The Safety of Johnson & Johnson's Dividend
Derivation of the Dividend Cushion Score for Johnson & Johnson - $ mil
We think the safety of Johnson & Johnson's dividend is good (please see our definitions at the bottom of this article). But how do we come to this conclusion? We measure the safety of the dividend in a unique but very straightforward fashion via the forward-looking Valuentum Dividend Cushion™. The measure is a ratio that sums the existing net cash a company has on hand (on the balance sheet) plus its expected future free cash flows over the next five years and divides that sum (the numerator in the image above) by future expected dividends paid (the denominator in the image above) over the same time period.
Basically, if the score is above 1, the company has the capacity to pay out its expected future dividends. As income investors, however, we'd like to see a score much larger than 1 for a couple of reasons: 1) the higher the ratio, the more "cushion" the company has against unexpected earnings shortfalls, and 2) the higher the ratio, the greater capacity a dividend-payer has in boosting the dividend in the future. For Johnson & Johnson, this score is 2.2, revealing that on its current path the firm should easily cover its future dividends with net cash on hand and future free cash flow. And remember, we're already expecting annual dividend expansion of 8% during this time period.
Derivation of Excess Cash That Could Be Used to Raise the Dividend Above and Beyond Our Growth Expectations - $ mil
You'll see from above that Johnson & Johnson is a cash cow and that it even boasts a net cash position on the balance sheet. The sum of future dividends to be paid is large, but its excess cash cushion (the blue box) leaves a lot of wiggle room for future growth. We like firms that have a large 'blue box' -- a large Dividend Cushion.
The Growth Potential of Johnson & Johnson's Dividend
Now on to the potential growth of Johnson & Johnson's dividend. As we mentioned above, we think the larger the "cushion" the larger capacity it has to raise the dividend. However, such dividend growth analysis is not complete until after considering management's willingness to increase the dividend. To do so, we evaluate the company's historical dividend track record. If there have been no dividend cuts in 10 years, the company has a nice growth rate, and a nice dividend cushion, its future potential dividend growth would be excellent, which is the case for Johnson & Johnson. The firm is a Dividend Aristocrat.
And because capital preservation is also an important consideration, we assess the risk associated with the potential for capital loss (offering investors a complete picture). In Johnson & Johnson's case, we currently think the shares are fairly valued, so the risk of capital loss is medium. If we thought the shares were undervalued, the risk of capital loss would be low.

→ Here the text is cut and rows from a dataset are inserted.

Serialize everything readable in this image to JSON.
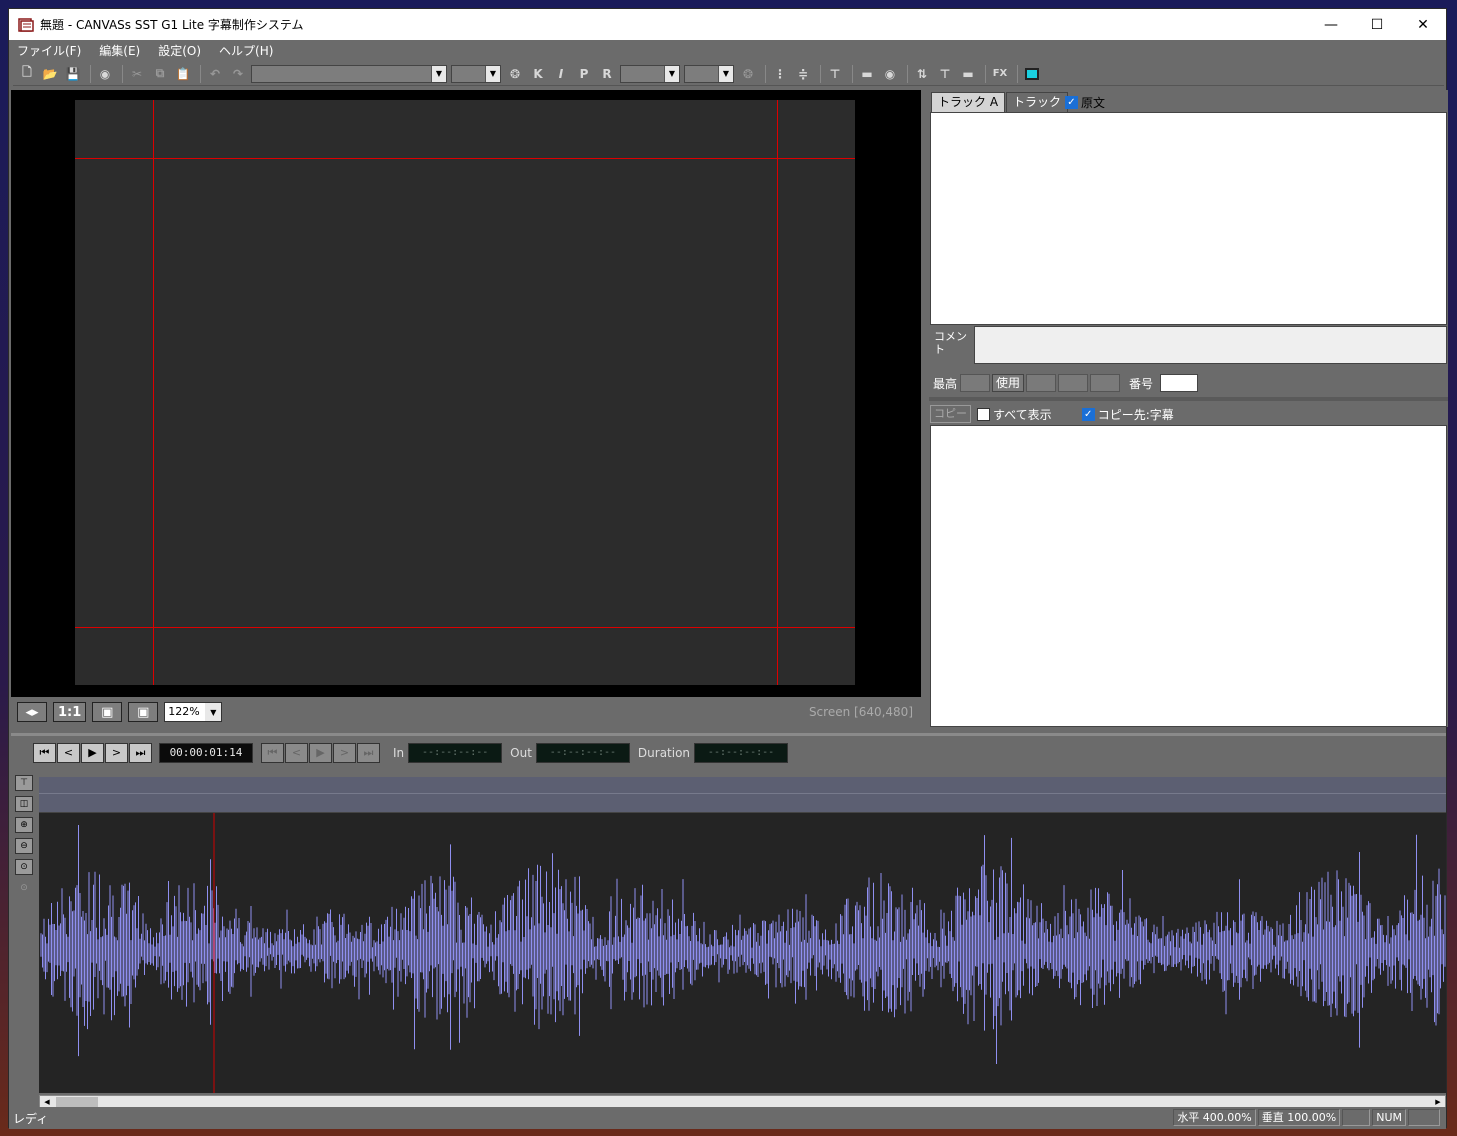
{
  "window": {
    "title": "無題 - CANVASs SST G1 Lite 字幕制作システム"
  },
  "menu": [
    "ファイル(F)",
    "編集(E)",
    "設定(O)",
    "ヘルプ(H)"
  ],
  "toolbar": {
    "bold_k": "K",
    "italic_i": "I",
    "p_label": "P",
    "r_label": "R",
    "fx_label": "FX"
  },
  "preview": {
    "btn_fit": "◂▸",
    "btn_1to1": "1:1",
    "zoom": "122%",
    "screen_info": "Screen [640,480]"
  },
  "right_panel": {
    "tab_a": "トラック A",
    "tab_b": "トラック",
    "original_label": "原文",
    "comment_label": "コメント",
    "max_label": "最高",
    "use_label": "使用",
    "number_label": "番号",
    "copy_button": "コピー",
    "show_all_label": "すべて表示",
    "copy_dest_label": "コピー先:字幕"
  },
  "transport": {
    "current_time": "00:00:01:14",
    "in_label": "In",
    "in_time": "--:--:--:--",
    "out_label": "Out",
    "out_time": "--:--:--:--",
    "duration_label": "Duration",
    "duration_time": "--:--:--:--"
  },
  "waveform": {
    "color": "#8f8ff0",
    "cursor_color": "#d00000"
  },
  "status": {
    "ready": "レディ",
    "horizontal": "水平 400.00%",
    "vertical": "垂直 100.00%",
    "num": "NUM"
  }
}
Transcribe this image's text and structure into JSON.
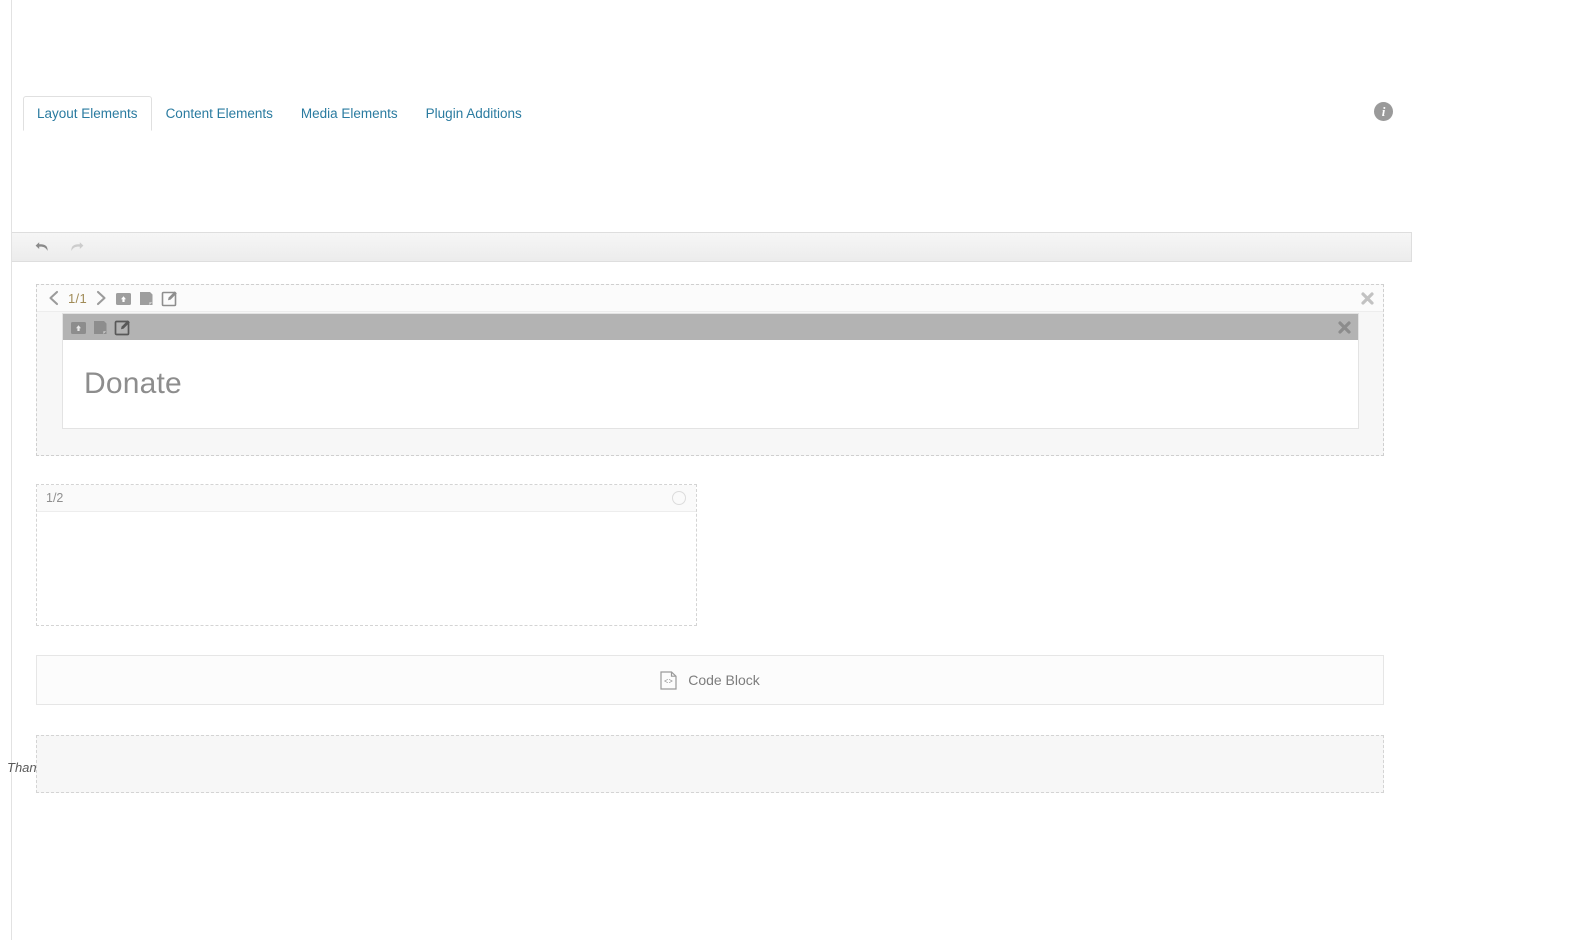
{
  "tabs": [
    {
      "label": "Layout Elements",
      "active": true
    },
    {
      "label": "Content Elements",
      "active": false
    },
    {
      "label": "Media Elements",
      "active": false
    },
    {
      "label": "Plugin Additions",
      "active": false
    }
  ],
  "header": {
    "info_icon": "info-icon",
    "info_glyph": "i"
  },
  "toolbar": {
    "undo": "undo-arrow-icon",
    "redo": "redo-arrow-icon"
  },
  "row": {
    "prev_icon": "chevron-left-icon",
    "next_icon": "chevron-right-icon",
    "count": "1/1",
    "move_icon": "move-row-icon",
    "clone_icon": "clone-row-icon",
    "edit_icon": "edit-row-icon",
    "close_icon": "close-icon",
    "element": {
      "move_icon": "move-element-icon",
      "clone_icon": "clone-element-icon",
      "edit_icon": "edit-element-icon",
      "close_icon": "close-icon",
      "text": "Donate"
    }
  },
  "column": {
    "label": "1/2",
    "handle_icon": "circle-handle-icon"
  },
  "code_block": {
    "icon": "code-file-icon",
    "label": "Code Block"
  },
  "thanks": {
    "text": "Than"
  },
  "colors": {
    "tab_text": "#2a7ba0",
    "row_count": "#a08b57",
    "element_bar": "#b3b3b3",
    "donate_text": "#8d8d8d",
    "page_bg": "#ffffff"
  }
}
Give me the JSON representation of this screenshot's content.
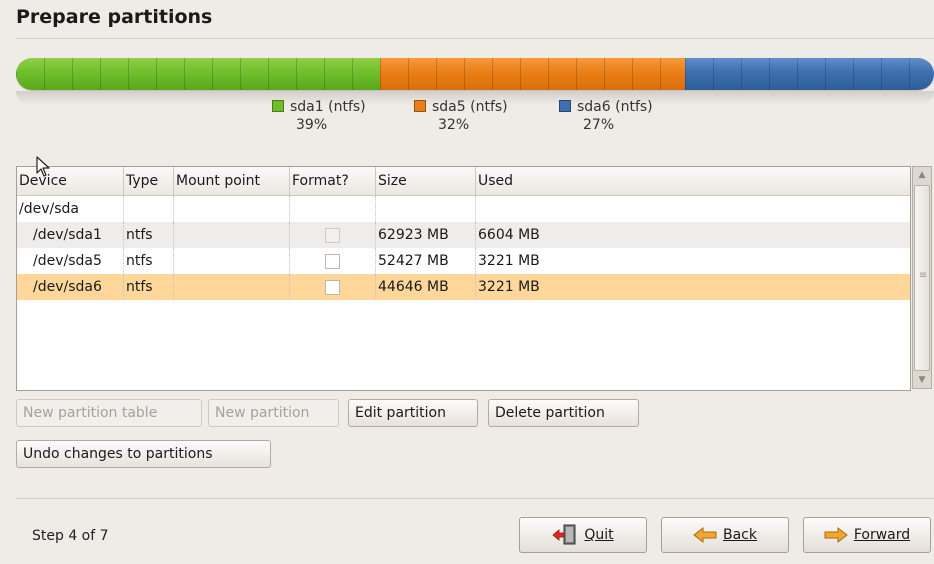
{
  "header": {
    "title": "Prepare partitions"
  },
  "partition_bar": {
    "segments": [
      {
        "name": "sda1 (ntfs)",
        "percent": "39%",
        "color": "#6fbe2a"
      },
      {
        "name": "sda5 (ntfs)",
        "percent": "32%",
        "color": "#ec7e17"
      },
      {
        "name": "sda6 (ntfs)",
        "percent": "27%",
        "color": "#3e6fae"
      }
    ]
  },
  "table": {
    "columns": [
      "Device",
      "Type",
      "Mount point",
      "Format?",
      "Size",
      "Used"
    ],
    "rows": [
      {
        "device": "/dev/sda",
        "type": "",
        "mount": "",
        "format": "",
        "size": "",
        "used": ""
      },
      {
        "device": "/dev/sda1",
        "type": "ntfs",
        "mount": "",
        "format": "unchecked",
        "size": "62923 MB",
        "used": "6604 MB"
      },
      {
        "device": "/dev/sda5",
        "type": "ntfs",
        "mount": "",
        "format": "unchecked",
        "size": "52427 MB",
        "used": "3221 MB"
      },
      {
        "device": "/dev/sda6",
        "type": "ntfs",
        "mount": "",
        "format": "unchecked",
        "size": "44646 MB",
        "used": "3221 MB",
        "selected": true
      }
    ]
  },
  "actions": {
    "new_partition_table": "New partition table",
    "new_partition": "New partition",
    "edit_partition": "Edit partition",
    "delete_partition": "Delete partition",
    "undo_changes": "Undo changes to partitions"
  },
  "footer": {
    "step": "Step 4 of 7",
    "quit": "Quit",
    "back": "Back",
    "forward": "Forward"
  }
}
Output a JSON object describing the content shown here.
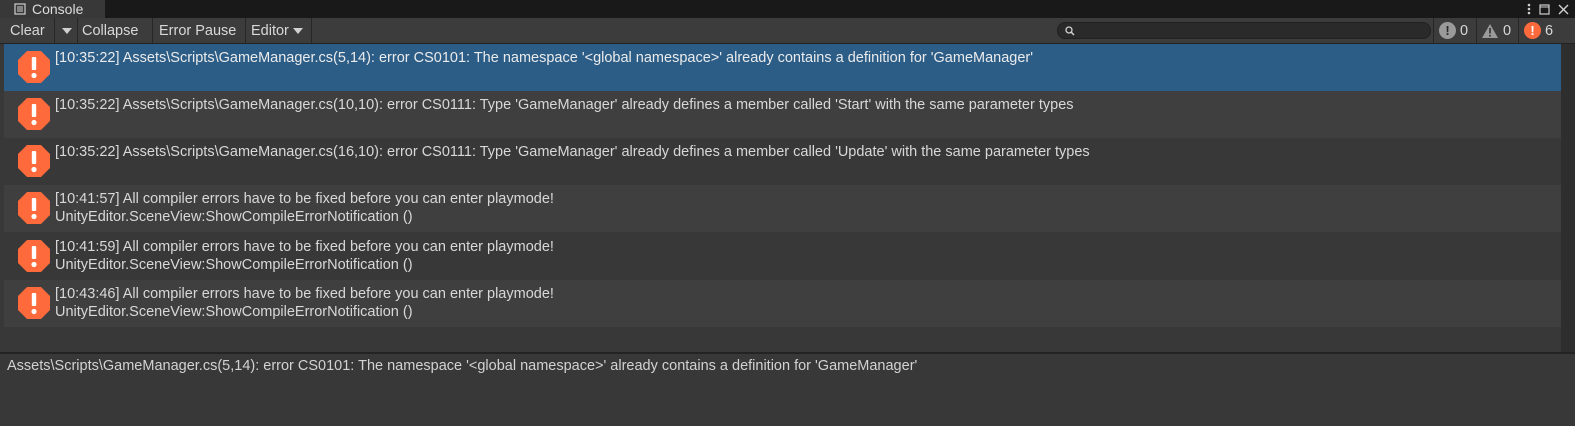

All things considered, Johnson & Johnson's dividend track record has been very impressive, and the company is one of our very favorite dividend growth ideas. Its 'blue box' is one of the best in our coverage universe, even after our forecasted growth in the dividend.
Disclosure: JNJ is included in our Dividend Growth portfolio. I wrote this article myself, and it expresses my own opinions. I am not receiving compensation for it (other than from Seeking Alpha). I have no business relationship with any company whose stock is mentioned in this article.